The groups also commented that the book was an interesting social document of the time - the class element is especially interesting, and poor Kipps’ struggle with observing proper methods of behaviour and dress when he is ‘elevated’ in the eyes of society by his large inheritance provides us with much amusement. One reader commented that his awkwardness in certain situations reminded her of the hapless Mr Bean, such as at the Royal Grand Hotel in London, where his terror of the dining room means that he goes without lunch. However, we feel more sympathy for Kipps, as he is always eager to do the right thing.
Some readers, however, did not feel any sympathy for Kipps - they felt that the characters in the book were too simplistic, and that the author was a little patronising towards his characters. Certainly, the dialect could be a little grating at times, especially Kipps’ continuous dropping of his H’s, which Wells perhaps over-emphasised to illustrate his hero’s lowly beginnings in life.
Kipps’ friend Chitterlow proved to be a more popular individual - he is certainly more colourful than the other protagonists, and possibly more of a ‘Dickensian’ style character, with his quaint mannerisms and his love of ‘old Methuselah’ whisky. We all felt that Wells was trying to mislead us where this character was concerned – Chitterlow frequently applies to Kipps for patronage of his various theatrical ventures and we grow to mistrust him and doubt his motives. However, he comes through for Kipps in the end, and the success of his play restores the wealth to Kipps that had been previously embezzled by his former fiancee’s brother, Walsingham.

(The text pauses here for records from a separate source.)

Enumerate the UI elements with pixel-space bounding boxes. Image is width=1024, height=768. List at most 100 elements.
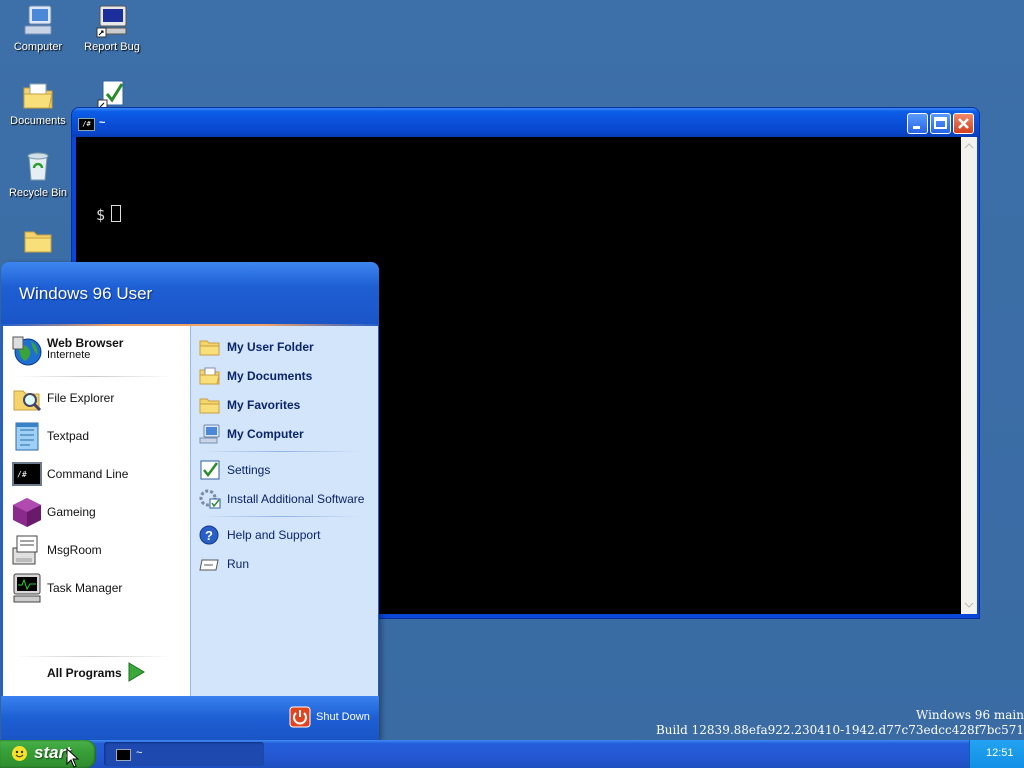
smiley-icon xyxy=(12,746,27,761)
menu-item-label: My Favorites xyxy=(227,398,301,412)
desktop-icon-folder[interactable] xyxy=(0,224,76,261)
mouse-pointer-icon xyxy=(66,748,80,768)
maximize-button[interactable] xyxy=(930,113,951,134)
green-arrow-icon xyxy=(128,662,145,682)
build-line-2: Build 12839.88efa922.230410-1942.d77c73e… xyxy=(655,723,1024,737)
menu-item-label: Help and Support xyxy=(227,528,321,542)
start-menu-footer: Shut Down xyxy=(1,696,379,740)
window-title: ~ xyxy=(99,117,106,129)
documents-folder-icon xyxy=(199,366,221,386)
menu-item-label: Run xyxy=(227,557,250,571)
menu-separator xyxy=(201,451,361,452)
textpad-icon xyxy=(11,420,43,452)
svg-text:?: ? xyxy=(205,528,213,543)
desktop-icon-label: Documents xyxy=(10,115,66,127)
recycle-bin-icon xyxy=(21,150,55,184)
settings-check-icon xyxy=(199,460,221,480)
menu-item-gameing[interactable]: Gameing xyxy=(11,494,186,530)
menu-item-settings[interactable]: Settings xyxy=(199,457,369,483)
web-browser-icon xyxy=(11,335,43,367)
favorites-folder-icon xyxy=(199,395,221,415)
terminal-icon xyxy=(116,749,131,761)
desktop-icon-recycle-bin[interactable]: Recycle Bin xyxy=(0,150,76,199)
start-menu: Windows 96 User Web Browser Internete Fi… xyxy=(1,262,379,740)
menu-item-my-user-folder[interactable]: My User Folder xyxy=(199,334,369,360)
menu-item-run[interactable]: Run xyxy=(199,551,369,577)
task-label: ~ xyxy=(136,747,143,759)
install-software-icon xyxy=(199,489,221,509)
scroll-arrows-icon xyxy=(964,143,974,608)
user-name: Windows 96 User xyxy=(19,284,153,303)
file-explorer-icon xyxy=(11,382,43,414)
menu-item-msgroom[interactable]: MsgRoom xyxy=(11,532,186,568)
menu-separator xyxy=(201,516,361,517)
folder-icon xyxy=(21,224,55,258)
menu-item-label: File Explorer xyxy=(47,391,115,405)
msgroom-icon xyxy=(11,534,43,566)
menu-item-label: Settings xyxy=(227,463,271,477)
build-watermark: Windows 96 main Build 12839.88efa922.2304… xyxy=(656,708,1024,738)
menu-separator xyxy=(13,376,173,377)
menu-item-label: Textpad xyxy=(47,429,90,443)
menu-item-label: Gameing xyxy=(47,505,96,519)
start-menu-header: Windows 96 User xyxy=(1,262,379,324)
menu-item-label: My Documents xyxy=(227,369,313,383)
menu-item-file-explorer[interactable]: File Explorer xyxy=(11,380,186,416)
menu-item-label: Command Line xyxy=(47,467,129,481)
text-cursor xyxy=(111,205,122,222)
menu-separator xyxy=(13,656,173,657)
folder-icon xyxy=(199,337,221,357)
all-programs-button[interactable]: All Programs xyxy=(47,660,167,684)
report-bug-icon xyxy=(95,4,129,38)
menu-item-label: My Computer xyxy=(227,427,304,441)
terminal-titlebar[interactable]: /# ~ xyxy=(72,108,979,137)
taskbar: start ~ 12:51 xyxy=(0,740,1024,768)
menu-item-help-support[interactable]: ? Help and Support xyxy=(199,522,369,548)
desktop-icon-label: Computer xyxy=(13,41,63,53)
build-line-1: Windows 96 main xyxy=(915,708,1024,722)
start-button[interactable]: start xyxy=(0,740,96,768)
vertical-scrollbar[interactable] xyxy=(961,137,977,614)
minimize-button[interactable] xyxy=(907,113,928,134)
desktop-icon-label: Recycle Bin xyxy=(8,187,68,199)
clock[interactable]: 12:51 xyxy=(986,747,1014,759)
task-manager-icon xyxy=(11,572,43,604)
all-programs-label: All Programs xyxy=(47,666,122,680)
menu-item-my-favorites[interactable]: My Favorites xyxy=(199,392,369,418)
menu-item-my-documents[interactable]: My Documents xyxy=(199,363,369,389)
computer-icon xyxy=(21,4,55,38)
menu-item-task-manager[interactable]: Task Manager xyxy=(11,570,186,606)
system-tray: 12:51 xyxy=(969,740,1024,768)
power-icon xyxy=(289,706,311,728)
prompt-symbol: $ xyxy=(96,206,106,224)
desktop-icon-computer[interactable]: Computer xyxy=(0,4,76,53)
run-icon xyxy=(199,554,221,574)
taskbar-task-terminal[interactable]: ~ xyxy=(104,742,264,766)
menu-item-label: MsgRoom xyxy=(47,543,102,557)
menu-item-command-line[interactable]: /# Command Line xyxy=(11,456,186,492)
menu-item-label: Install Additional Software xyxy=(227,492,365,506)
terminal-icon: /# xyxy=(78,118,95,131)
close-button[interactable] xyxy=(953,113,974,134)
svg-text:/#: /# xyxy=(17,470,27,479)
menu-item-label: Task Manager xyxy=(47,581,123,595)
shut-down-label: Shut Down xyxy=(316,711,370,723)
desktop-icon-documents[interactable]: Documents xyxy=(0,78,76,127)
menu-item-sublabel: Internete xyxy=(47,349,91,361)
menu-item-label: My User Folder xyxy=(227,340,314,354)
close-icon xyxy=(958,118,969,129)
shut-down-button[interactable]: Shut Down xyxy=(289,706,373,730)
documents-folder-icon xyxy=(21,78,55,112)
minimize-icon xyxy=(913,126,920,129)
menu-item-install-software[interactable]: Install Additional Software xyxy=(199,486,369,512)
desktop-icon-report-bug[interactable]: Report Bug xyxy=(74,4,150,53)
menu-item-textpad[interactable]: Textpad xyxy=(11,418,186,454)
start-menu-places: My User Folder My Documents My Favorites… xyxy=(190,326,378,696)
menu-item-label: Web Browser xyxy=(47,336,124,350)
terminal-prompt: $ xyxy=(96,205,122,224)
menu-item-my-computer[interactable]: My Computer xyxy=(199,421,369,447)
settings-check-icon xyxy=(95,78,129,112)
desktop-icon-label: Report Bug xyxy=(84,41,140,53)
menu-item-web-browser[interactable]: Web Browser Internete xyxy=(11,333,186,369)
gameing-icon xyxy=(11,496,43,528)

The story ends very happily, with Kipps living an idyllic and uncomplicated life in Hythe, married to his childhood sweetheart, Ann, and running a little bookshop as “something to do”.
The general consensus was that the lack of a very strong plot in the book was redeemed by the local interest element and also the humour. Many readers were pleasantly surprised, expecting a plodding, dull read and instead finding the book “surprisingly readable”, “a delightful story” and “warming to it as I read it”.